I think it happens every time we recognize that we are loved by God.  That's really the answer Jesus gives to Nicodemus.  Salvation and the kingdom of God come to the world through the Son because of love.  God loves the world so much, so unconditionally, so completely that God will do whatever it takes to show the world that love.  God loves the world, the whole world, like it or not.

But why wouldn't we like it?  Why wouldn't we choose the light that comes to us through God's love rather than stay in the darkness?  I think it is because being born and being born again is scary and messy, both literally and figuratively.  Growing up in our faith can be painful.  Growing up in faith, being formed in faith challenges us to be mindful, to think about the ways we show God's love -- or don't.  Being formed in faith, from above, calls us to trust God.  We have to trust God, not ourselves, not our own wisdom, God.  That's hard to do.  Being born again from above is challenging, but through it all we are loved.  

That's what God wants us to know, I think.  God loves us, like it or not.  We can't bargain or negotiate with this kind of love.  It isn't conditional on what we do or don't do.  God loves us, like it or not.  God loves this world so much that God is willing to become one of us if that' what it takes for us to finally get it, to finally understand the depth and height and breadth of God's love.
Like it or not, God loves us.  But that forces a decision.  Will we turn to God, to light to love?  Will we follow his Son?  Or will we turn to darkness?  God's love for the world has been made flesh and blood in Jesus?  But will we follow?

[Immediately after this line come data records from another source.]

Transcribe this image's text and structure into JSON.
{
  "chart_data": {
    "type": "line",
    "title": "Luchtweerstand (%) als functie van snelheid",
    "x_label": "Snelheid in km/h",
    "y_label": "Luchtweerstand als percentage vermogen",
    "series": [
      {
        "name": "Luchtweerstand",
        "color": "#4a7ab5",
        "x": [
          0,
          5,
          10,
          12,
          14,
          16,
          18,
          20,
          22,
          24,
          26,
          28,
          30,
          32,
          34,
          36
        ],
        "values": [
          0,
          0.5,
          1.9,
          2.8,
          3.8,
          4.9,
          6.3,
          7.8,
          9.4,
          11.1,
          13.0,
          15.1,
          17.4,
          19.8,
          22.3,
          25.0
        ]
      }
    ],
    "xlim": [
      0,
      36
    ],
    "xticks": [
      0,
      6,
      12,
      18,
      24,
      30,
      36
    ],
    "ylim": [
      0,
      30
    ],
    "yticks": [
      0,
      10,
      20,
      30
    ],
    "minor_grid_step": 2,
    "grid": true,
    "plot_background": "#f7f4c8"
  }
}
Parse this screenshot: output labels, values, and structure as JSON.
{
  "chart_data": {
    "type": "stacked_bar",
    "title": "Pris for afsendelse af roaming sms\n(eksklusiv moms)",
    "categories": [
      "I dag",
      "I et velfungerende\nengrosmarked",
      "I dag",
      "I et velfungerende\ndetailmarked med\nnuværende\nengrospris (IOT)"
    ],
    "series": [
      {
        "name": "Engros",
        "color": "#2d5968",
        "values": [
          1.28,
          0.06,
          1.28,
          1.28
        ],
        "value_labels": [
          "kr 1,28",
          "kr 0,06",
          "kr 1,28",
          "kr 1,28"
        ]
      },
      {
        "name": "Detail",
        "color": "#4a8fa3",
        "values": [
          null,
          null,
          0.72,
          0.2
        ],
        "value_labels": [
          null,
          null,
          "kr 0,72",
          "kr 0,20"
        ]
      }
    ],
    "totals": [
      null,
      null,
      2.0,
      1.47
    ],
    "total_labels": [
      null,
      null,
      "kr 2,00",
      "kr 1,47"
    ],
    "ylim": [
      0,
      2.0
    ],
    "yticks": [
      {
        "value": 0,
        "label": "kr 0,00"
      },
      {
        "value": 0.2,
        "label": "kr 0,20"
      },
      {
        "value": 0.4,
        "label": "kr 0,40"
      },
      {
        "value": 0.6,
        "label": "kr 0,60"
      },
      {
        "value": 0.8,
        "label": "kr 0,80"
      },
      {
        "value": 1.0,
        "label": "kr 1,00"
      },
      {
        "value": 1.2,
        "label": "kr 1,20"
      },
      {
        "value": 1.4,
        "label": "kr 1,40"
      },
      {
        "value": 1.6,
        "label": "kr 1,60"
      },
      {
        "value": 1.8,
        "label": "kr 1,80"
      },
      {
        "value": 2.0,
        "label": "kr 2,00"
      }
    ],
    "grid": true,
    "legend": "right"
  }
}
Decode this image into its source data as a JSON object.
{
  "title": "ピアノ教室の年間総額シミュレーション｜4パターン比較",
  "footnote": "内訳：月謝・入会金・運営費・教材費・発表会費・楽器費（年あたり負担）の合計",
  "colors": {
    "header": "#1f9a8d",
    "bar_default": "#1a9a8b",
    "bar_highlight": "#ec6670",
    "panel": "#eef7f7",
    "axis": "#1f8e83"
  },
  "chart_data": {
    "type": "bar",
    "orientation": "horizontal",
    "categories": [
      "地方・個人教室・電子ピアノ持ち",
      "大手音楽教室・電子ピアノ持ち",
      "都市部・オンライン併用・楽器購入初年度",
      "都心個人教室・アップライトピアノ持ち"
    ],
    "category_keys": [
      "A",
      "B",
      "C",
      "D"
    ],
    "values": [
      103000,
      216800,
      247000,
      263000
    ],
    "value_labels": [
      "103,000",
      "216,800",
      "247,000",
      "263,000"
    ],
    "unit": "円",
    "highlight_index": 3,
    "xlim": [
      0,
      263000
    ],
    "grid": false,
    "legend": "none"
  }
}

I read a wonderful short story called The Geese and the Snowstorm.  It tells the story of a man who didn't believe in God; he wanted nothing to do with God.   He thought the idea of God becoming human was a ridiculous notion.  No true God would ever become a human.  It just didn't make sense.  Yet his wife believed, and she raised her children in faith.  One Sunday, when the rest of his family were at church, it began to snow.  The man settled in by the warm fire, when he heard a thump and a thud against the house.  He went outside and saw a flock of geese that had gotten caught in the snowstorm.  They seemed confused and unsure about what to do or where to go.  The man realized without help they wouldn't survive.  He didn't want them to suffer, so he opened his barn doors and tried to shoo them inside to its safety.  But every move he made toward them sent them scattering in fear.  He was desperate; he kept trying to think of some way that he could entice them to follow him.  Finally he cried out, "Oh, if only I could become like them.  Then they wouldn't be scared of me.  Then they would follow me into the barn where they would be safe."

If only I could become like them, then they would follow me.  The man realized what he's said.  Suddenly God becoming like us didn't sound ridiculous at all.  The story ends with him dropping to his knees in the snow and praying.

I realize that's a pretty dramatic moment, and I'm sure some would consider the man born again.  I guess in some ways he was, because it was a moment of acceptance.  But maybe being born again isn't so much one moment of acceptance, but many moments -- both dramatic and ordinary -- when we see and feel and comprehend God's love. We have those moments when we understand, we get it, that we are loved by God unconditionally, like it or not.  And in those moments we choose and re-choose to follow.  We are born again and again and again because God loves us, loves the world, like it or not.  And in God's unconditional, sacrificial love, we find our hope, we make our way, we are born again.  Let all God's children say, "Amen."